Le Comité adoptera, dans le cadre de séances privées, des observations finales sur le rapport de l'Australie, qui seront rendues publiques à la fin de sa session, le 27 août prochain.
Cet après-midi, à 15 heures, le Comité entamera l'examen du rapport de la France (CERD/C/FRA/17-19).
Présentation du rapport
M. PETER WOOLCOTT, Représentant permanent de l'Australie auprès des Nations Unies à Genève, a indiqué que le rapport périodique de l'Australie couvre la période allant du 1er juillet 2002 au 30 juin 2008. Depuis la fin de cette période, des changements importants sont intervenus en Australie, a-t-il ajouté. Il a en outre rappelé qu'une élection fédérale allait se dérouler dans le pays le 21 août prochain et a souligné que, comme toute élection comporte une possibilité de changement de gouvernement, il convient de garder à l'esprit que les futures politiques et priorités de l'Australie s'agissant des questions qui intéressent le Comité peuvent dépendre du résultat de ces élections. L'Australie prend très au sérieux ses obligations au titre de la Convention, a poursuivi M. Woolcott; c'est pourquoi elle aurait préféré se présenter devant le Comité après les élections, car elle aurait été en meilleure position pour discuter franchement et pleinement des progrès du pays en matière d'élimination de la discrimination raciale et des domaines dans lesquels des efforts doivent encore être menés.

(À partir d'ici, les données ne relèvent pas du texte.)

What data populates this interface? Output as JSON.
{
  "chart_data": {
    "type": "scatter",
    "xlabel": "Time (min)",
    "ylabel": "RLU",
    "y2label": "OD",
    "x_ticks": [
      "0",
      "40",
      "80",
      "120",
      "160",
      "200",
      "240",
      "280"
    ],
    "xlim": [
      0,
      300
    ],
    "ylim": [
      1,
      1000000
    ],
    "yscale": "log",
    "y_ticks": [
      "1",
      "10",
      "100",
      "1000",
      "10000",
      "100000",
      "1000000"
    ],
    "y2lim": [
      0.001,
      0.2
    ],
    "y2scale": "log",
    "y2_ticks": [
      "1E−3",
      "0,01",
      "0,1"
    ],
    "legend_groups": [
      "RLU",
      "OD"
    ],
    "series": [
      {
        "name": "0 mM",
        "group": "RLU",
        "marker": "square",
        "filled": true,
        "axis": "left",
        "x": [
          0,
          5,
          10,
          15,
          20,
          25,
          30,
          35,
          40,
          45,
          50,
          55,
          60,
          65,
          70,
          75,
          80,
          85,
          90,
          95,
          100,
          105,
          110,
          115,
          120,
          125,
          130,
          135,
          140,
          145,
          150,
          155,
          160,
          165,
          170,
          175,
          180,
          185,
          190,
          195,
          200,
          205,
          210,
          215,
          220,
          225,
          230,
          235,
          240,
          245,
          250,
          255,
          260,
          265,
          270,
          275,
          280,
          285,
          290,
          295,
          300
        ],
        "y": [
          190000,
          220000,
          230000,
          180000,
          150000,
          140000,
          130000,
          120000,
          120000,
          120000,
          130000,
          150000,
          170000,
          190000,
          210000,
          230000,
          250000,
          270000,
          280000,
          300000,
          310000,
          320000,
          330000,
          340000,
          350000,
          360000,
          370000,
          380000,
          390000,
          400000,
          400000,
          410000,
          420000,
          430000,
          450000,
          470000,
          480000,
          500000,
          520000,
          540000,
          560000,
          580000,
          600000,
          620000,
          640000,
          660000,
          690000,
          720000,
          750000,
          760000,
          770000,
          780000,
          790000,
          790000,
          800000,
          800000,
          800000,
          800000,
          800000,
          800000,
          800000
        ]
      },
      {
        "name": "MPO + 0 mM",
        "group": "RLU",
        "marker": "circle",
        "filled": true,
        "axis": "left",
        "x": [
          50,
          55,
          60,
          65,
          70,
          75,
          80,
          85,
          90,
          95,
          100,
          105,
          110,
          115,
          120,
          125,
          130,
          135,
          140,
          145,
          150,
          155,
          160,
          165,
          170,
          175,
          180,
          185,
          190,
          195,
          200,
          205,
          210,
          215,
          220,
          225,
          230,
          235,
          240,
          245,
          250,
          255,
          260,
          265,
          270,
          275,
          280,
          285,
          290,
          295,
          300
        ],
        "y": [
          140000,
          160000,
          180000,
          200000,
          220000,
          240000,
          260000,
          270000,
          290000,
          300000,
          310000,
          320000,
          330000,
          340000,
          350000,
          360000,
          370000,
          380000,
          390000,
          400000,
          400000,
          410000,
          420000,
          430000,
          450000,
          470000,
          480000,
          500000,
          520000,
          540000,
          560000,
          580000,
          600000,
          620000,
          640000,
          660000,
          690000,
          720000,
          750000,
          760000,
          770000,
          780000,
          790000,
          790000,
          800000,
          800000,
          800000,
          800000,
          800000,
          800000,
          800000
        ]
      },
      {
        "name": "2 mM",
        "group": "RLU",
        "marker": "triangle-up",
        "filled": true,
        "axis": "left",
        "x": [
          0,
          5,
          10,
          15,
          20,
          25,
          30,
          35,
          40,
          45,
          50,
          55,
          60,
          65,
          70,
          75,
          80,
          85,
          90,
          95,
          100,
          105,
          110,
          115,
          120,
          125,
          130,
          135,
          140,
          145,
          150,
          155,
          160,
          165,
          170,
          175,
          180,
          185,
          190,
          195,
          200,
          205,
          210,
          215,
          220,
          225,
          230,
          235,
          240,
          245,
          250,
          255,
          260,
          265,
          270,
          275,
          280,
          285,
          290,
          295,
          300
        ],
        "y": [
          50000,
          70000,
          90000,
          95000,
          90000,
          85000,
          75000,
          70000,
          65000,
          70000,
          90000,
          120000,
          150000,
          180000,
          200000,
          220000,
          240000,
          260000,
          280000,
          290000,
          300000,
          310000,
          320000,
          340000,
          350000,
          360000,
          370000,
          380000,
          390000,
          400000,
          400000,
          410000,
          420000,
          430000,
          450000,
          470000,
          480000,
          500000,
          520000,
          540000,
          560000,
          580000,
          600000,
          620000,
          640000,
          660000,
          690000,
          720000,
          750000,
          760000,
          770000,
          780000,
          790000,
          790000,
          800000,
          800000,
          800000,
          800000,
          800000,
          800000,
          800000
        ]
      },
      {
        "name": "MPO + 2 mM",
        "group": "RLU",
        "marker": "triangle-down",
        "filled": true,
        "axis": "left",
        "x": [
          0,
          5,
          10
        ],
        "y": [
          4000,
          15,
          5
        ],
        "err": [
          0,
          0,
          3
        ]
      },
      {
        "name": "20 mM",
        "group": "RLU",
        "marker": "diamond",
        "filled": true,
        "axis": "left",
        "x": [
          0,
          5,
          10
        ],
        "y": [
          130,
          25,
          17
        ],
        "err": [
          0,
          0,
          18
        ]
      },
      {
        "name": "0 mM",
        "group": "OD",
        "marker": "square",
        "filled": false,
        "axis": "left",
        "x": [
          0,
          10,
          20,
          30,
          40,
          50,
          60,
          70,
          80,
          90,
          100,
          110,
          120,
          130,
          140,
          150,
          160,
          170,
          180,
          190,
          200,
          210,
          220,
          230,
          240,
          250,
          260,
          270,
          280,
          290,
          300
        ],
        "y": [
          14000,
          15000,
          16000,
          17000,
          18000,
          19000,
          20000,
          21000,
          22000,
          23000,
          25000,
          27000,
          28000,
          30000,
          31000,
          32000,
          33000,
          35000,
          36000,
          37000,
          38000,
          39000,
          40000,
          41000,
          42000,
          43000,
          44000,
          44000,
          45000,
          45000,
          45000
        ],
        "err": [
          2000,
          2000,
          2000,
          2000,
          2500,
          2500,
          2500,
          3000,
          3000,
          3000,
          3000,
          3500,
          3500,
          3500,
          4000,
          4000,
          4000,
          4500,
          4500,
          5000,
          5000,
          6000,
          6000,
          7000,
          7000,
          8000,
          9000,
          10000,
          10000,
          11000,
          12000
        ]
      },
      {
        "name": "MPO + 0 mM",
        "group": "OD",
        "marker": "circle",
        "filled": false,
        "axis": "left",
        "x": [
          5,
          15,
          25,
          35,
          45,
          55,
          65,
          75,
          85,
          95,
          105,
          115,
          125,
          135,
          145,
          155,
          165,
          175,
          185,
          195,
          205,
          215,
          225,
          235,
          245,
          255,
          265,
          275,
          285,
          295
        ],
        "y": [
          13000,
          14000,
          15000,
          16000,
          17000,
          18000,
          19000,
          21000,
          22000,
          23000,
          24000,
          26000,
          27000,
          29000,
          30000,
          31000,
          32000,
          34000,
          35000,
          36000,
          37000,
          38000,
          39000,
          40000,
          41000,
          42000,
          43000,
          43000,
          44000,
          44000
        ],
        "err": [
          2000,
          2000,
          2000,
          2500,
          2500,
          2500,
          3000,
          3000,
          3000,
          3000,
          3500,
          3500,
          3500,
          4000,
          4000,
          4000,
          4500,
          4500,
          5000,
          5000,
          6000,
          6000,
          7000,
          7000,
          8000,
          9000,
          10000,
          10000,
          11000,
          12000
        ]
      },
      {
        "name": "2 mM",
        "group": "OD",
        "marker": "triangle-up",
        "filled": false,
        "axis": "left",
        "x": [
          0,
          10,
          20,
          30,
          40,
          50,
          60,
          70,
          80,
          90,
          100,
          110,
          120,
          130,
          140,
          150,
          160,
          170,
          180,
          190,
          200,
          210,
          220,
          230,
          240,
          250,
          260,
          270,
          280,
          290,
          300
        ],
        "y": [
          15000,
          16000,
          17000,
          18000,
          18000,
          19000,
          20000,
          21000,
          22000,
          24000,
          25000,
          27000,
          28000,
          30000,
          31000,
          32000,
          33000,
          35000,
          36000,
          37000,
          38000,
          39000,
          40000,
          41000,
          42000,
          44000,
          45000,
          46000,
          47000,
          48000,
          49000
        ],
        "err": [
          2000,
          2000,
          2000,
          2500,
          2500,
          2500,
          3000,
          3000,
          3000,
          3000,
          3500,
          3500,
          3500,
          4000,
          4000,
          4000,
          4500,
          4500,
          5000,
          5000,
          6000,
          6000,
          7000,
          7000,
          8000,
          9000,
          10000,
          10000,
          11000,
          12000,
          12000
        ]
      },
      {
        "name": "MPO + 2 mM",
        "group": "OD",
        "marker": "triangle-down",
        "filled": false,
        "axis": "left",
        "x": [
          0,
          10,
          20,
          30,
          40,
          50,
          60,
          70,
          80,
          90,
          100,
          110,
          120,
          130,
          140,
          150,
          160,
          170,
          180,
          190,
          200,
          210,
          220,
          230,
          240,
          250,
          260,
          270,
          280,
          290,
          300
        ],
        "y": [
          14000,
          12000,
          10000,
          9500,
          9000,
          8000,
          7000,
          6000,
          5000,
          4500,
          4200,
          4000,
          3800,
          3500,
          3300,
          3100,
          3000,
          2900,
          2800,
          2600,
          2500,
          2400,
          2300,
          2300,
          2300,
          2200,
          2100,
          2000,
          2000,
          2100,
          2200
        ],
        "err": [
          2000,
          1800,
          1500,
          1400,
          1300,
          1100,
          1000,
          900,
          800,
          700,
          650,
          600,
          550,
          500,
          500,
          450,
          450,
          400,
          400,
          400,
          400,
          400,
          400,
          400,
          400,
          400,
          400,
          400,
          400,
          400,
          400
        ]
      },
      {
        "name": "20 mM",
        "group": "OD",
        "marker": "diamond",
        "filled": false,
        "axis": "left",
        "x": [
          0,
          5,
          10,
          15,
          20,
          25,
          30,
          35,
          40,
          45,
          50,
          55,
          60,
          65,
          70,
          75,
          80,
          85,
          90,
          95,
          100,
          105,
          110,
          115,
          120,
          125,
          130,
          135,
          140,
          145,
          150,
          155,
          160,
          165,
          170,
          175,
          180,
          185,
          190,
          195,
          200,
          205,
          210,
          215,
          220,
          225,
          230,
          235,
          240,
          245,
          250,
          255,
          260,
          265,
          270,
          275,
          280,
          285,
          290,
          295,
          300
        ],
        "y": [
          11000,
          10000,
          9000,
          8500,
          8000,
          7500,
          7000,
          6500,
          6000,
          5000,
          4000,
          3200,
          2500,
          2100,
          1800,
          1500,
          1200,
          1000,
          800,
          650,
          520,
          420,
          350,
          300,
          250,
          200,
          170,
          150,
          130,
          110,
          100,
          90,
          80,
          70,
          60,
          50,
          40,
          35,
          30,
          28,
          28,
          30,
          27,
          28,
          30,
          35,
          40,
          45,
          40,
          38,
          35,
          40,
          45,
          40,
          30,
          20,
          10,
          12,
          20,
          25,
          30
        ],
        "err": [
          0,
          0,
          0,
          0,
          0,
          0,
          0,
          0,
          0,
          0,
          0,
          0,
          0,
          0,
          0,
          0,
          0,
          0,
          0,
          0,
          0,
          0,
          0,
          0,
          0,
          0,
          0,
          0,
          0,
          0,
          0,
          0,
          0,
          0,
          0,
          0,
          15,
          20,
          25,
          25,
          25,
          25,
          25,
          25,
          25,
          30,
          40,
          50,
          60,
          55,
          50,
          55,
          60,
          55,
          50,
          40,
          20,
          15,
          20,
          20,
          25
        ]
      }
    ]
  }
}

M. Woolcott a souligné que les Australiens aborigènes et insulaires du détroit de Torres occupent une place particulière au sein de la société australienne en tant que peuples premiers d'Australie. Mais il est clair que de nombreux aborigènes et insulaires du détroit de Torres souffrent de désavantages profonds par rapport au reste de la société australienne, a-t-il reconnu. La société australienne doit œuvrer encore davantage pour permettre la réalisation des droits de l'homme des peuples autochtones de l'Australie, a-t-il ajouté. Ces derniers temps, a souligné M. Woolcott, le Gouvernement s'est efforcé de restaurer la relation avec les peuples autochtones australiens. Le 13 février 2008, a-t-il rappelé, le Premier Ministre Kevin Rudd a présenté les excuses de la Nation aux peuples autochtones australiens pour les politiques gouvernementales du passé qui se sont traduites par de profondes souffrances pour les autochtones australiens; ces excuses ont été chaleureusement accueillies par les Australiens autochtones. En avril 2009, l'Australie a annoncé son soutien à la Déclaration des Nations Unies sur les droits des peuples autochtones et, au mois d'août suivant, a accueilli le Rapporteur spécial sur la situation des droits de l'homme et des libertés fondamentales des peuples autochtones, M. Anaya.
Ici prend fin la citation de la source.